The CCCC has seven members. The members are appointed by the Governor of California to six-year terms.
The Commission is required to meet by June 30 of each year to decide what changes to make, if any, the following December. Actions of the Commission are effective on a December-to-December basis.
Gil Cedillo lawsuit
- See also: Comparison of state legislative salaries
In May 2009, the CCCC voted for an 18% cut in pay and benefits. The cuts took place in December 2009, resulting in a reduction of the salary of state legislators by $20,917/year and a reduction in the pay received by the state's top 12 officials of at least $28,644.
Gil Cedillo then filed a complaint with California's Victim Compensation and Government Claims Board, saying that the pay cut exceeded the legal authority of the CCCC, specifically arguing that the California Constitution prohibits legislative pay from being cut in the middle of a lawmaker's term, and that the CCCC lacks the authority to cut the legislative per diem, as it did, from $173 to $142 per day.

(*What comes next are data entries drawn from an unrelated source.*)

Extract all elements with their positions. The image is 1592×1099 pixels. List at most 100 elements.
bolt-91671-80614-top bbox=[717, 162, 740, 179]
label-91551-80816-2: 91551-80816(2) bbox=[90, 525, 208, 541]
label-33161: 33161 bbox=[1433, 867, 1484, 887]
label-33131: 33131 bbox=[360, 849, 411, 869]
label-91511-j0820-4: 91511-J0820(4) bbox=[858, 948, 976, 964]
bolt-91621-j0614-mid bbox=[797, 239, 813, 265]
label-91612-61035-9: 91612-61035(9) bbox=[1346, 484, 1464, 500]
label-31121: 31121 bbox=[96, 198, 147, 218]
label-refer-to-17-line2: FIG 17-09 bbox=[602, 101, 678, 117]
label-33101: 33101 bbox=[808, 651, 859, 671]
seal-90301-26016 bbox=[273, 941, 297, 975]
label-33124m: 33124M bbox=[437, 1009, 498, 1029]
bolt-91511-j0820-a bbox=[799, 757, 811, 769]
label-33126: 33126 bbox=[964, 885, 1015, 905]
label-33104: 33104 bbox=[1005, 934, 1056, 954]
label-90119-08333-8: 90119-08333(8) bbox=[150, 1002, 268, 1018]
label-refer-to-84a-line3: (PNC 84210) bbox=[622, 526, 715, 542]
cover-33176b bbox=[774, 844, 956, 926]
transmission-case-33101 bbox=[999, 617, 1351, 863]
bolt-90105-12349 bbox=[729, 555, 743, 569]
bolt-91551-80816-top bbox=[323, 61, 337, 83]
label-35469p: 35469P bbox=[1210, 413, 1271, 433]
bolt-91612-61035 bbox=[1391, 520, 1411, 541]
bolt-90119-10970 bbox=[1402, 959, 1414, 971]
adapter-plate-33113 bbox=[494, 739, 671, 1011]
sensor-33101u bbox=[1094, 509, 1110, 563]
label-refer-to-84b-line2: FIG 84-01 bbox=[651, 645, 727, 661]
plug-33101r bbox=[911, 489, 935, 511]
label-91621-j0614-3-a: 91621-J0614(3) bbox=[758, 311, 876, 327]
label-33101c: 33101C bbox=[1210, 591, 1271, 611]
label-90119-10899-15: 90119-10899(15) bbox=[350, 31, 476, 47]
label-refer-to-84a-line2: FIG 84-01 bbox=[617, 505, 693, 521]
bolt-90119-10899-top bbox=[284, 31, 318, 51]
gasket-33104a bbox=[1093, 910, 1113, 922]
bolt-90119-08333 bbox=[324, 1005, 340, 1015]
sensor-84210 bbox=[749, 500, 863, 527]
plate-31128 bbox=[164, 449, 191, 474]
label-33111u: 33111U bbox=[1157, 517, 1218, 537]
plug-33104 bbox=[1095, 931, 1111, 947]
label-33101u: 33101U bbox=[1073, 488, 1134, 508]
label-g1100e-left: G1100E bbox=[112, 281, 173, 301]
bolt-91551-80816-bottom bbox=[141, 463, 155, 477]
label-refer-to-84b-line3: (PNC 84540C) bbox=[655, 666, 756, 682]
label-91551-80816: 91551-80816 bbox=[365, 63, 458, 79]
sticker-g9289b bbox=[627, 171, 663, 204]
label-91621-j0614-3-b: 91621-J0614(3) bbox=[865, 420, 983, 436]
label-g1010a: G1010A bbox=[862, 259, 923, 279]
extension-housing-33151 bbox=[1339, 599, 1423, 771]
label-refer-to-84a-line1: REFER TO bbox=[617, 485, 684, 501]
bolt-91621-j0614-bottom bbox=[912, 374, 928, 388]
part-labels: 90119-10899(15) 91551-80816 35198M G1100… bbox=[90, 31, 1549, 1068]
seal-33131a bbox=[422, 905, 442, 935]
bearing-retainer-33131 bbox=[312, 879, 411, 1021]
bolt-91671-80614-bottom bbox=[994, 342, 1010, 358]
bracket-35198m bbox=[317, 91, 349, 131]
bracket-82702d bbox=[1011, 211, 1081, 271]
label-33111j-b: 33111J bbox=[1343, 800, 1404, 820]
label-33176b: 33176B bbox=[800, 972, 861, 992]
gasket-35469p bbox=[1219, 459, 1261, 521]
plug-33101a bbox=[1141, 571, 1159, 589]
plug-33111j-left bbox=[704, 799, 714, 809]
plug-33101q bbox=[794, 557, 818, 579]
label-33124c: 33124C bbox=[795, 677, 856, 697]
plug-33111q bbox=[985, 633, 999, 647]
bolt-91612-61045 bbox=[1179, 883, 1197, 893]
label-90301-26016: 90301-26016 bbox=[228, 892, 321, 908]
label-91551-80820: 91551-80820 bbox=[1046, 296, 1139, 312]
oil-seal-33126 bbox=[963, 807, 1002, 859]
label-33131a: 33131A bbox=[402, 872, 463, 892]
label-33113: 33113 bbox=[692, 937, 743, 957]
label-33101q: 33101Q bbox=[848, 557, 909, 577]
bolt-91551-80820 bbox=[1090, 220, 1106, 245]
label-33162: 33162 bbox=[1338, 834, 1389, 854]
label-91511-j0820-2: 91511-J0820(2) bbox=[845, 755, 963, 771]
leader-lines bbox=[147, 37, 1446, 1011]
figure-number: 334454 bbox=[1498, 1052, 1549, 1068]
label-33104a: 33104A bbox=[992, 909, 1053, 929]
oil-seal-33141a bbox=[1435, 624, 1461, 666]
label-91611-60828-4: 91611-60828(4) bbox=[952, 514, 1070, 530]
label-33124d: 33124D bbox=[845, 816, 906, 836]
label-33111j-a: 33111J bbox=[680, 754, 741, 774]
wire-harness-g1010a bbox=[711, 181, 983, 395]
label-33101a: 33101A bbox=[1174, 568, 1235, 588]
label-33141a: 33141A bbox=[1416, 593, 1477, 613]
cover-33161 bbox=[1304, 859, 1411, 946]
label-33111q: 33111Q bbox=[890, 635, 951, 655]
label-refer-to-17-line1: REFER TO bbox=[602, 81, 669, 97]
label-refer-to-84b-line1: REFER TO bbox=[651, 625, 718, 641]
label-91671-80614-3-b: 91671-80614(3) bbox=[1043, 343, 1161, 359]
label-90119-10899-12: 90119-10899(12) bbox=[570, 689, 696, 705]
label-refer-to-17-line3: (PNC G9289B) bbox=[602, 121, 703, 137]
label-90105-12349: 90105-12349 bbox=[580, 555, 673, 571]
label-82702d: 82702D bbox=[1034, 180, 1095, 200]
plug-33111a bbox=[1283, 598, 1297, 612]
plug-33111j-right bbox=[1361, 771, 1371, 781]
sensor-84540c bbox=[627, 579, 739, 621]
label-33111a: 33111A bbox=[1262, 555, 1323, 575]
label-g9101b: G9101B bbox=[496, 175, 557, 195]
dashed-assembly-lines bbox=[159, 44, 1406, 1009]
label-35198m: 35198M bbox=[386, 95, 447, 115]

In January 2011, the Victim Compensation and Government Claims Board denied Cedillo's claim.
2012 rift over role
Jerry Brown appointed labor attorney Thomas Dalzell to the chairmanship of the CCCC in 2012. He said that the CCCC overstepped its bounds in 2011 when it voted to eliminate taxpayer-funded vehicles for lawmakers. Dalzell said that in general he does not believe that the CCCC has the right to regulate or change the per diem payments received by members of the California State Legislature and, instead, must confine itself to dictating their salaries only. The per diem payments extended to members of the state legislature come to about $30,000 per legislator per year.